Soooooo, I'm in California sitting on a bed in a hotel room in San Francisco. I drove to KCI from Pburg yesterday afternoon for a flight out here to go to my cousin's wedding, which is 3:00 this afternoon. Then I have a flight at 6am tomorrow to go back to KCI and drive back to Pburg.
I know, long weekend.
I'll start by talking about yesterday. Well, maybe the night before. Basically there's a lot to say. Thursday night I had a psychotic episode. A bad one. I was planning on trying to go to Campus Christians with Casey again. I had my normal dinner, but then I had a handful of cheerios and a spoonful of peanut butter. Normally I would be able to get past something like that, but I was having a really bad body image day, and it set me off. I was terrified people would see the weight gain from that extra 300 calories on my stomach (hey, I said it was a PSYCHOTIC episode, like the time I was convinced everyone knew I had eaten pasta. It doesn't make sense, but at the time it's very real to me and I'm totally convinced of it.)
So I texted my boyfriend that I couldn't come and I needed to go to the gym for a second workout. he asked if everything was ok and I started talking about wanting to peel my skin off and cut my stomach off and get out of my body somehow. So he came over (despite my protests, because I was trying to go to the gym) and sat me down to watch a movie (Broken Arrow with John Travolta and Christian Slater). I was shaking and fidgeting and wound tight as a string the whole time. I finally took one of my "chill pills" (Lorazepam).
Ok, so move to Friday. I woke up at 5AM and drank copious amounts of coffee and went to run 9 miles (I was only planning on doing 3, but the eating disorder wouldn't let me stop.
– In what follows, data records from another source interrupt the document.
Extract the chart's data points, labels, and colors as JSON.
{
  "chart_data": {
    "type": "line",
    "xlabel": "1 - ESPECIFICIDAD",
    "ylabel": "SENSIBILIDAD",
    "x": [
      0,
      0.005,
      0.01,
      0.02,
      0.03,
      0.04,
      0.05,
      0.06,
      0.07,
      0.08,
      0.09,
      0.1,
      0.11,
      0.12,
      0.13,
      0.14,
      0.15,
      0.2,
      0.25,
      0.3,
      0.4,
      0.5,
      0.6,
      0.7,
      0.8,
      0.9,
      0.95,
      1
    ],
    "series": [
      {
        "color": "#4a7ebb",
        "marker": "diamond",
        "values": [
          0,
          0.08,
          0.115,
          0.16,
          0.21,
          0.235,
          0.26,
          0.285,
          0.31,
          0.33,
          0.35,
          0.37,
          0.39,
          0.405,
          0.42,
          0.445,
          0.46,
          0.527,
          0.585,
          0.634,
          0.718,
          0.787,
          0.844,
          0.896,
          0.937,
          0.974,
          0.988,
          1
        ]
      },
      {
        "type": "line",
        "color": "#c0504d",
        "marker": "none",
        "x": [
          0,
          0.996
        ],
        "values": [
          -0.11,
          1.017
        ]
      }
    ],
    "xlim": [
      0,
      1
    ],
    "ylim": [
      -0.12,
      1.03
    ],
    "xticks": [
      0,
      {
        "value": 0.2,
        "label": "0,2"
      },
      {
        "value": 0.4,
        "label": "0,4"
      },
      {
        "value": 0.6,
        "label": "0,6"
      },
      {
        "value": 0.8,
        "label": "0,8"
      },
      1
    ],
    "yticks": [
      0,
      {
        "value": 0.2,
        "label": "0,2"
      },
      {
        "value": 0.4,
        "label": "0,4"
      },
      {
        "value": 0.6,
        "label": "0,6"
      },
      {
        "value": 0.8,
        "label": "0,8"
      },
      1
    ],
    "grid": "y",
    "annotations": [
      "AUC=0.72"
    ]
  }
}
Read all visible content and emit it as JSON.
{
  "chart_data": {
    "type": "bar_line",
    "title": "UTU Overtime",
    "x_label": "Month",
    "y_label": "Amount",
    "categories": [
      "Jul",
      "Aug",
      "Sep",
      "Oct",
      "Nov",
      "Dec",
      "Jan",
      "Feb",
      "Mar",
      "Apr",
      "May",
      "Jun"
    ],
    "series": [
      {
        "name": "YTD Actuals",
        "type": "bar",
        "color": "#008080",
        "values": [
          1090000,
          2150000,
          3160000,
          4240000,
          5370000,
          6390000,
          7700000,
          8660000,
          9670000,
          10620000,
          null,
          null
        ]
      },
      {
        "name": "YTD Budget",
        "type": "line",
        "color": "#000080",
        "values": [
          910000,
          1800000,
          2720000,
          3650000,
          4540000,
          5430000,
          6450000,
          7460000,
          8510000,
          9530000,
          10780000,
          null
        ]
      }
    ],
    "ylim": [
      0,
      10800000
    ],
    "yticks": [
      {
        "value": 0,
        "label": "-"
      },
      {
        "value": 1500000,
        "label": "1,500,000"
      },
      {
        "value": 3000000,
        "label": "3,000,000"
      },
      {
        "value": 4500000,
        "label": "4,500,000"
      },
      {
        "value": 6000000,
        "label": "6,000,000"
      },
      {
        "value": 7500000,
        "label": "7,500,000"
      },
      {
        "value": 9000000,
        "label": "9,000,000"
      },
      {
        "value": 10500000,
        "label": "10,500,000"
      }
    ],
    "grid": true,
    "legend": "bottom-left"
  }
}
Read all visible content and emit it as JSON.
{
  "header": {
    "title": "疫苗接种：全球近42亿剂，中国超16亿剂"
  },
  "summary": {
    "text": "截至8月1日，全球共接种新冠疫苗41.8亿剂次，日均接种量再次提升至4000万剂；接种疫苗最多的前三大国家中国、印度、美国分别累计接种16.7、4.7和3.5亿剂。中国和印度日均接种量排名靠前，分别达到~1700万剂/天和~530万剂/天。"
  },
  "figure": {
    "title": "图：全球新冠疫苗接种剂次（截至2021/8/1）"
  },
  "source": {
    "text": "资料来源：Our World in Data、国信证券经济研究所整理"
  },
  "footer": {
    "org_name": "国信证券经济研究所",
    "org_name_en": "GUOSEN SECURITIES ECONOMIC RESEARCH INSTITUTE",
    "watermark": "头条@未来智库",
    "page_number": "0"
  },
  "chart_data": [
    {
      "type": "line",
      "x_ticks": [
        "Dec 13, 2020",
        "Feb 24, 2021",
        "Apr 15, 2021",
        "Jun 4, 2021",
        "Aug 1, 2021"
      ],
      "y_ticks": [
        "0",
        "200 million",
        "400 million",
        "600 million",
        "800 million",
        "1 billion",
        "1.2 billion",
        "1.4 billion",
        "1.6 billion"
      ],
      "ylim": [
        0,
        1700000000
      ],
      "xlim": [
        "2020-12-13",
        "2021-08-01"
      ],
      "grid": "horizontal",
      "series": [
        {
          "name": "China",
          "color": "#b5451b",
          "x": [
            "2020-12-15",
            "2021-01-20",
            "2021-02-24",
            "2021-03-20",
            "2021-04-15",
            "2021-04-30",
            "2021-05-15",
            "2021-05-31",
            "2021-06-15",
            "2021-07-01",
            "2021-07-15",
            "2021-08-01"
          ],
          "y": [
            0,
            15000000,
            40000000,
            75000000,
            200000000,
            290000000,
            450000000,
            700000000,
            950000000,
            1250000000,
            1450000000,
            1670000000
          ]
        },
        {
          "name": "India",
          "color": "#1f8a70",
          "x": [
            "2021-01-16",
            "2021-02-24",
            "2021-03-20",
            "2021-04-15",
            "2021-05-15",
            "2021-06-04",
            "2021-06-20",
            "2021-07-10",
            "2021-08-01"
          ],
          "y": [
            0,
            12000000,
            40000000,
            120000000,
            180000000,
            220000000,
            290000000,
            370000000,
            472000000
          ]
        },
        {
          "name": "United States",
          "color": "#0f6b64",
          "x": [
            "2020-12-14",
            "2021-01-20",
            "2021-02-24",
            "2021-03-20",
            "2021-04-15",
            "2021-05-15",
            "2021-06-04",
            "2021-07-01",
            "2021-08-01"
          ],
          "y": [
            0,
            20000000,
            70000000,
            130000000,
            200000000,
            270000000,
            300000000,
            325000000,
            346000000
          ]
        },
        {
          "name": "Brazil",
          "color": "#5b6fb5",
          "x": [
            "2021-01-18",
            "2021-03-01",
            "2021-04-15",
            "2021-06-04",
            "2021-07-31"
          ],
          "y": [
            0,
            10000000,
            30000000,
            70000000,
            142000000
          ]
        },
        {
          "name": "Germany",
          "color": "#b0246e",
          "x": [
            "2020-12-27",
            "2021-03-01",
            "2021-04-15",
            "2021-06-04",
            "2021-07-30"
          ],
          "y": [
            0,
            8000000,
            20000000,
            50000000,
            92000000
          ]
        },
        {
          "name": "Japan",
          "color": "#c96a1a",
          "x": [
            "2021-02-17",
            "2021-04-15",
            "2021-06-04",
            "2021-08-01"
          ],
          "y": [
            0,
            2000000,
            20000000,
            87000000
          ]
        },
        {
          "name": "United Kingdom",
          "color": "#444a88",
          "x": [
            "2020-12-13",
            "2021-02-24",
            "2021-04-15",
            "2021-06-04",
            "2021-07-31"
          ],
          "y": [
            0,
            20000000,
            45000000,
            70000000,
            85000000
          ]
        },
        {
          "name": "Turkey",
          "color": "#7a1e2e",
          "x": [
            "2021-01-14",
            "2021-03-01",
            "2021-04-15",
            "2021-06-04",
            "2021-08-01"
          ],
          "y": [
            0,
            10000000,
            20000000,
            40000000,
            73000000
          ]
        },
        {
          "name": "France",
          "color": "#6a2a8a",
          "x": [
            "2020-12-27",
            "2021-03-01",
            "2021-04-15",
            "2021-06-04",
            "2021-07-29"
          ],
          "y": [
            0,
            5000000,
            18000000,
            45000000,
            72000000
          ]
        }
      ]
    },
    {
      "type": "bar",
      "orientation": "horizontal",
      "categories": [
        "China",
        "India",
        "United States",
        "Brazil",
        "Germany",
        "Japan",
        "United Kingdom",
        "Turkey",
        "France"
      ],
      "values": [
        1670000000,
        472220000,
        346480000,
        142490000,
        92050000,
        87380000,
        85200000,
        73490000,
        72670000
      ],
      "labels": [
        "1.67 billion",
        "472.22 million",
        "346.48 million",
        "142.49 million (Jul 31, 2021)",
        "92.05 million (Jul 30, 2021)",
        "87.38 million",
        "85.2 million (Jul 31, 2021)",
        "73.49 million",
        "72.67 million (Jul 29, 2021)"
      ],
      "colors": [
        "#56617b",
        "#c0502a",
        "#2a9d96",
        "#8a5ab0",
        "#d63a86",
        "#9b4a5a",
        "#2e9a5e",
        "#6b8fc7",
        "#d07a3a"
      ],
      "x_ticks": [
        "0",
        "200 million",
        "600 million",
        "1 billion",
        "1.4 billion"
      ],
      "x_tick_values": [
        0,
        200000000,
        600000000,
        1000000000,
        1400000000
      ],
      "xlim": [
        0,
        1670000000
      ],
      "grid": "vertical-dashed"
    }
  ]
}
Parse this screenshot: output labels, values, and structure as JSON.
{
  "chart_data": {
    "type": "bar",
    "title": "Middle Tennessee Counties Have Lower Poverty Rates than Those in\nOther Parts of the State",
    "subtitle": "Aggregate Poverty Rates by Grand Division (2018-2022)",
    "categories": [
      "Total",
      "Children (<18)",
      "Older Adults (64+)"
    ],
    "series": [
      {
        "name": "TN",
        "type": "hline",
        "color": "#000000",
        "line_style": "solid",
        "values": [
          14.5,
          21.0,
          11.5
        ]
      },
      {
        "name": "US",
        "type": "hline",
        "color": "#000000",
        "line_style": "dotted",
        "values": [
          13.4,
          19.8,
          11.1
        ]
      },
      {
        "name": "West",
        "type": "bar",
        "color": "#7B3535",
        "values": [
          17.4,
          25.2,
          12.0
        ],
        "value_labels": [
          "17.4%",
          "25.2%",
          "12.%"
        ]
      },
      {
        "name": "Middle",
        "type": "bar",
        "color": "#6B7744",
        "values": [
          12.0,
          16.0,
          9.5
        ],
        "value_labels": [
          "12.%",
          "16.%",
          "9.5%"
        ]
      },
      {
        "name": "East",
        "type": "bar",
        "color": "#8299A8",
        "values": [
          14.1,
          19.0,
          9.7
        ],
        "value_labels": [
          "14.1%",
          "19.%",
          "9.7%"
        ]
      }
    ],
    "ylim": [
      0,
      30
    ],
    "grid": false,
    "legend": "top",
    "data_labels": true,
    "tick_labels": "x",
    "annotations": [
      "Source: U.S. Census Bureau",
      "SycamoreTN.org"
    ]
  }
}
It was a case of "1 more quarter mile. 1 more quarter mile. 1 more quarter mile") thereby skipping my 3 morning classes. Then I ate an apple and drove up to KCI.
Now I'm sitting in a hotel room with my sister after breakfast. It was a bigger breakfast than I normally eat, but I wanted to do well for her. And there's a little gym, so that should be ok.
I've been nervous about this wedding for a long time. I have to wear a dress, but I chose one that has ruffles around the stomach, so hopefully I won't feel too self conscious about it. And I just have to keep reminding myself that everyone isn't looking at me, everyone is looking at my cousin and how beautiful she is in her dress and with her "bridal glow".
Then there's the food at dinner. And the cake.
I'm just not going to think about that right now because it will make me nervous.
As for a positive note, my sister is texting with the guy she's gone on four dates with and I really like him!
Ok, I guess that's it for today. I'm rambling now. I should stop. Ok.